Miss Cammie’s Dinner Table Exhibit Puts Focus On Melrose Art Community

Miss Cammie’s Dinner Table, a new Tri-Centennial Exhibit celebrating the art community at Melrose Plantation, will be open to the public on Saturday, August 9th from 10:00 am till 4:00 pm at the Lemee House. Sponsored by the Association for the Preservation of Historic Natchitoches the display will focus on the artists, photographers and writers that worked at Melrose during the first half of the twentieth century.

melrosepaintingsThe Mistress of Melrose, Cammie Henry, opened her home to a host of important figures who painted, photographed and wrote in the quiet solitude she offered. As early as the 1920’s the Dallas Morning News was reporting, “It is safe to say that the handiwork emanating from Melrose can be found in almost any library, art gallery or museum in the country.” There Lyle Saxon wrote “Father Mississippi,” “Fabulous New Orleans,” ”Old Louisiana,” and “Lafitte the Pirate.” Newberry Prize winner Rachel Field worked there on “Hitty – Her First Hundred Years” as did Ada Jack Carver Snell, the celebrated author who won the Harper’s Prize for “Redbone.” The internationally known historian Henry Chambers compiled his voluminous history of Louisiana there. There also John P. Coleman wrote his “Old Home of New Orleans.” Caroline Dorman, the forestry expert called Melrose her workshop, as did Irma Sompayrec who founded the art colony at Natchitoches.

Doris Ulmann elevated photography to the level of art while working at Melrose. Alberta Kinsey, the noted artist, called the plantation her “home port.” Kinsey is credited with beginning the preservation of the New Orleans French Quarter, and is also the artist that left paint tubes and brushes in a Melrose cabin that Clementine Hunter used to create her first painting.
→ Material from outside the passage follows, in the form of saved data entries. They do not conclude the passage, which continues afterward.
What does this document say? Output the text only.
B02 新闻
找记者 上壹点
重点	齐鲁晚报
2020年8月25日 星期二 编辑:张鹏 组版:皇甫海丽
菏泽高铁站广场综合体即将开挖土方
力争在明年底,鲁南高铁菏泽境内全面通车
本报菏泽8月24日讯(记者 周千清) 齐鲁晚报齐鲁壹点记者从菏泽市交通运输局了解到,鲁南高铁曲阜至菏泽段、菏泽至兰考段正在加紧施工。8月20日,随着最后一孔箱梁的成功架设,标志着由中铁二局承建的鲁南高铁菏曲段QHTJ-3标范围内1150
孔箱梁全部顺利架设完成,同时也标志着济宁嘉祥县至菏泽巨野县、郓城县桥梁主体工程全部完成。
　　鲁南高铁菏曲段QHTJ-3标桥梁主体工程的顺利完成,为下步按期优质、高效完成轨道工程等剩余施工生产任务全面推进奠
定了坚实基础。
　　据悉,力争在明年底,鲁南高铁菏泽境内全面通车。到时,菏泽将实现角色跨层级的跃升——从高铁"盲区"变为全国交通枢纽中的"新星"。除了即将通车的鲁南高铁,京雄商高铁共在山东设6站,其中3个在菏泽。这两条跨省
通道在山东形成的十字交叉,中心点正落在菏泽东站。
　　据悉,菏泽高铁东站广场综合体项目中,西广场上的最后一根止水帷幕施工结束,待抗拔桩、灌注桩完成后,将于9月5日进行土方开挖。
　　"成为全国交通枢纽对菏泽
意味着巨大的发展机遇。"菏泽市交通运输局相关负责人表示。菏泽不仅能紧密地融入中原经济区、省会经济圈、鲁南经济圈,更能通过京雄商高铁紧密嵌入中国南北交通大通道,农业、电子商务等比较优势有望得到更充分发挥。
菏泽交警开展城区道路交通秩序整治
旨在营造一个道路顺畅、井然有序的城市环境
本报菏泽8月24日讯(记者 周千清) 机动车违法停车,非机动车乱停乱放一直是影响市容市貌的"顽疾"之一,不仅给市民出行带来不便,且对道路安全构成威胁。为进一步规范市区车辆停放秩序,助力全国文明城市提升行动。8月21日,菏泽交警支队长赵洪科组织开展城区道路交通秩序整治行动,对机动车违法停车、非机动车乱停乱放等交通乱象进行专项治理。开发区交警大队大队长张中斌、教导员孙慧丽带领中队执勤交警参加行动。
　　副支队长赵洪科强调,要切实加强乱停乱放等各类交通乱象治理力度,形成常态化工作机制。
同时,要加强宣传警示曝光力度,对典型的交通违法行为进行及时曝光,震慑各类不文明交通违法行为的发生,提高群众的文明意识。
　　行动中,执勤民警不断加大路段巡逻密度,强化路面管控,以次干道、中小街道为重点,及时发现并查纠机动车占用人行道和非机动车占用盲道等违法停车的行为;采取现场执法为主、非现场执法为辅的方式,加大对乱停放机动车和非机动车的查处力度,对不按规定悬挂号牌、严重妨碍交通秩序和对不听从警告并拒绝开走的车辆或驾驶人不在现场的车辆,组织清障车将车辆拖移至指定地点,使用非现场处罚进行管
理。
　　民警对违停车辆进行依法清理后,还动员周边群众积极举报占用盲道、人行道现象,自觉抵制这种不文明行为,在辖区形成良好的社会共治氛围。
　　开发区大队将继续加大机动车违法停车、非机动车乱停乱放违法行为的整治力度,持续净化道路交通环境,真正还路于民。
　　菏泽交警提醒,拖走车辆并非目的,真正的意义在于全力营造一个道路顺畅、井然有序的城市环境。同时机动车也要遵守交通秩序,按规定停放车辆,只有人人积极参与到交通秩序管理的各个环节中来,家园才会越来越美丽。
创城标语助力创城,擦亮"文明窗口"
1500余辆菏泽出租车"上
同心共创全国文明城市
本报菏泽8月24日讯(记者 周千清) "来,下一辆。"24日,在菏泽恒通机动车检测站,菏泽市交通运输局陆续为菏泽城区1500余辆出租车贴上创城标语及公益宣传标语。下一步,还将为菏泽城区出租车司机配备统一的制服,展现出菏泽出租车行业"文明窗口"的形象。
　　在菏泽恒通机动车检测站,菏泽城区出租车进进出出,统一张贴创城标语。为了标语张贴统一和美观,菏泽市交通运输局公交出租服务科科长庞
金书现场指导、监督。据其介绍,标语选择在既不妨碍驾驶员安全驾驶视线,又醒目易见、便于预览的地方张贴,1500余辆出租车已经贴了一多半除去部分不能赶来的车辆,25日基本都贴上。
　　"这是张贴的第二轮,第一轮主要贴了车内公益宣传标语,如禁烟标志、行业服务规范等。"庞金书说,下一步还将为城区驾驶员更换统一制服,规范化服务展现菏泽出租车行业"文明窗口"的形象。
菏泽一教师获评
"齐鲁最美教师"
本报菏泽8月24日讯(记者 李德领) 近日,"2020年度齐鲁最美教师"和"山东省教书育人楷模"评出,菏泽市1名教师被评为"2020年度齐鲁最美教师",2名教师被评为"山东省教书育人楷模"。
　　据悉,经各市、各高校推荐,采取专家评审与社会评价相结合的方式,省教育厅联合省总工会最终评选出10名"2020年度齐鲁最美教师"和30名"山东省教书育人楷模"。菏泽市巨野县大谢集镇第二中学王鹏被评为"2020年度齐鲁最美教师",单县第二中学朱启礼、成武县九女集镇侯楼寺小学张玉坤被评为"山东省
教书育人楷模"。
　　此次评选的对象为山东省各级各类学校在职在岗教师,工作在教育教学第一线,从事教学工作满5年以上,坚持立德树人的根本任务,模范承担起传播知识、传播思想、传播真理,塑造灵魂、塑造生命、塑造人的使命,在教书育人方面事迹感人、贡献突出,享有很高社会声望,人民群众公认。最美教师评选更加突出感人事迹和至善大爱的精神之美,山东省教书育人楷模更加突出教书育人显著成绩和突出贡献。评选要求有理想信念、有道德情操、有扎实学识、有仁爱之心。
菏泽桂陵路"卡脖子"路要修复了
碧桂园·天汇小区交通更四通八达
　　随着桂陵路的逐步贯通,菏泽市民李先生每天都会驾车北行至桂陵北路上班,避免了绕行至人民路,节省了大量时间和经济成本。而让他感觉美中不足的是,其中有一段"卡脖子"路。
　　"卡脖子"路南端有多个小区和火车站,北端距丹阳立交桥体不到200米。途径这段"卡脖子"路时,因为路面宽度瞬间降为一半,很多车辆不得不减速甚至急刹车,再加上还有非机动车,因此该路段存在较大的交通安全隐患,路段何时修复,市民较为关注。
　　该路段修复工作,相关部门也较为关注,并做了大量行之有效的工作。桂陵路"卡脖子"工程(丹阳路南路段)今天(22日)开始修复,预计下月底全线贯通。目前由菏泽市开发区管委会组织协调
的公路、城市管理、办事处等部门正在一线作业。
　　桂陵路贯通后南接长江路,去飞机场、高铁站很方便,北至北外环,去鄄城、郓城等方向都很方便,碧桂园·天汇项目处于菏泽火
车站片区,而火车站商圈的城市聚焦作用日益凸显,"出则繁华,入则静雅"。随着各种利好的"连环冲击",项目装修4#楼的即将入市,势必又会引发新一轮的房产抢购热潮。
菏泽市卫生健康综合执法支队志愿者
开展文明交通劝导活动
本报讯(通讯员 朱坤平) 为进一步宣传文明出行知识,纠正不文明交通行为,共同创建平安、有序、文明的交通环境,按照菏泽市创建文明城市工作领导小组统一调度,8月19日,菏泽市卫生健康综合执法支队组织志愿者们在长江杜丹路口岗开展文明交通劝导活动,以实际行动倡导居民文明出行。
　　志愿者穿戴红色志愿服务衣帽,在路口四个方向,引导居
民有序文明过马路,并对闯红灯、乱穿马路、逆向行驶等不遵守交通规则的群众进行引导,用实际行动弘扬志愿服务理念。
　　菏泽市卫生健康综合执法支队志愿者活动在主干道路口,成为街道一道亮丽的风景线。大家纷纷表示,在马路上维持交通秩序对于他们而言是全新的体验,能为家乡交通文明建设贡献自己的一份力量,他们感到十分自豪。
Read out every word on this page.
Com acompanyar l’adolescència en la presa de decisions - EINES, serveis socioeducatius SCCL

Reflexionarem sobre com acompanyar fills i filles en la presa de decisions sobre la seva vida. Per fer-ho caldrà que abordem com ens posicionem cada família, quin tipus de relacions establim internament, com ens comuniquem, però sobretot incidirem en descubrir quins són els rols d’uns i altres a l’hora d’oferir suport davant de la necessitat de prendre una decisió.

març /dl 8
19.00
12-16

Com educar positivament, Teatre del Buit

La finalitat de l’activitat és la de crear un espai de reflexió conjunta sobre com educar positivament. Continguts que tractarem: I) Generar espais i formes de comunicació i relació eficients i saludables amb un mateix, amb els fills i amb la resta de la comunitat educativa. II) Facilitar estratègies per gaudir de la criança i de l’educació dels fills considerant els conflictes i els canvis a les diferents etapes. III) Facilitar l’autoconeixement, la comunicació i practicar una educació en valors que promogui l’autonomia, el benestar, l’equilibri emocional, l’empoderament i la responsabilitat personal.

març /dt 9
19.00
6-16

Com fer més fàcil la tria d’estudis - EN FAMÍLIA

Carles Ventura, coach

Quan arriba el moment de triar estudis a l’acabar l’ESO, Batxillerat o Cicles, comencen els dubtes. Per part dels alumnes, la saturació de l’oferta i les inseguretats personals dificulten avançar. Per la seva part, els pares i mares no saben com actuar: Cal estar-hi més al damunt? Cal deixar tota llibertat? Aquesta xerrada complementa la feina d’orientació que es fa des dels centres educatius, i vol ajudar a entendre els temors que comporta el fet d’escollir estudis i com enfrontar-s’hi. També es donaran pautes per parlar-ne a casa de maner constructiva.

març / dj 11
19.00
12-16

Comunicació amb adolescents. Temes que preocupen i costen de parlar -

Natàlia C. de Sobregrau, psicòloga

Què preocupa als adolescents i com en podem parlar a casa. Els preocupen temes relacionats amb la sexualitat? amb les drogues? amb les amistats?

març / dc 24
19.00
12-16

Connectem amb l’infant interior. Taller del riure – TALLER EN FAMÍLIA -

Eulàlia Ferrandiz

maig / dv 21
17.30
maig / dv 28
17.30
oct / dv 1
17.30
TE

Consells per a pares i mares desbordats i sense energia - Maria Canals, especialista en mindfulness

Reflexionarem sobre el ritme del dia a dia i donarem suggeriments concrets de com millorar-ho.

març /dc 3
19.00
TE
Hunter, whose worldwide acclaim has now eclipsed all other Melrose artists, got her start watching the Melrose artists paint as she worked as a domestic servant in the Big House.

There were three rules for those creating at Melrose. First, you must work. Second, you must not disturb others in their work. And third, you must do as you please, so long as you obey the foregoing two. Every day at the dinner table, each guest was expected to share with Miss Cammie the work that he was doing. If she was not satisfied with the guest’s productivity, she would soon let them know it was time for them to move on. The dinner guests and visitors were invited to sign the tablecloth. Pat Henry, grandson of Cammie Henry remembers, “My grandmother had me sign the tablecloth. Then I sat beside her as she embroidered the signature.” There are two such cloths in the Melrose collection. One will be on display at Saturday’s exhibit.

melrosesignaturesMelrose was also an early destination for those who wanted to learn about history. From school groups to club ladies, many found their way to Melrose to soak up the art and history. Henry compiled hundreds of scrapbooks on a wide range of subjects that now form the foundation of the Cammie G. Henry Research Center at NSU. Inquiries from around the world come into the center every year as scholars continue to take advantage of Henry’s huge volumes of work.

As part of this day-long celebration of Natchitoches art heritage, local Natchitoches artist Ellen Howell will present an original oil painting of the Lemee House to the APHN at 2:00 pm. The painting will become part of the permanent collection of the Lemee House. Howell makes homes of historic interest the subjects of her paintings and has been a member of the Natchitoches Art Guild. She also paints traditional still life and nature scenes, and currently works in her studio located in Tres Bien Antiques on Rue St Denis. “The history of Melrose and the APHN is one of support for the arts and the promotion of art history and education. We are honored to receive this beautiful painting by such a talented local artist,” said Gary Cathey, APHN Tri-Centennial Committee Chairman.

The exhibit is free and open to the public. Support has been provided for this exhibit by the Tri-Centennial Steering Committee. After its viewing on Saturday at the Lemee House, the exhibit will be installed for permanent viewing in the Big House at Melrose.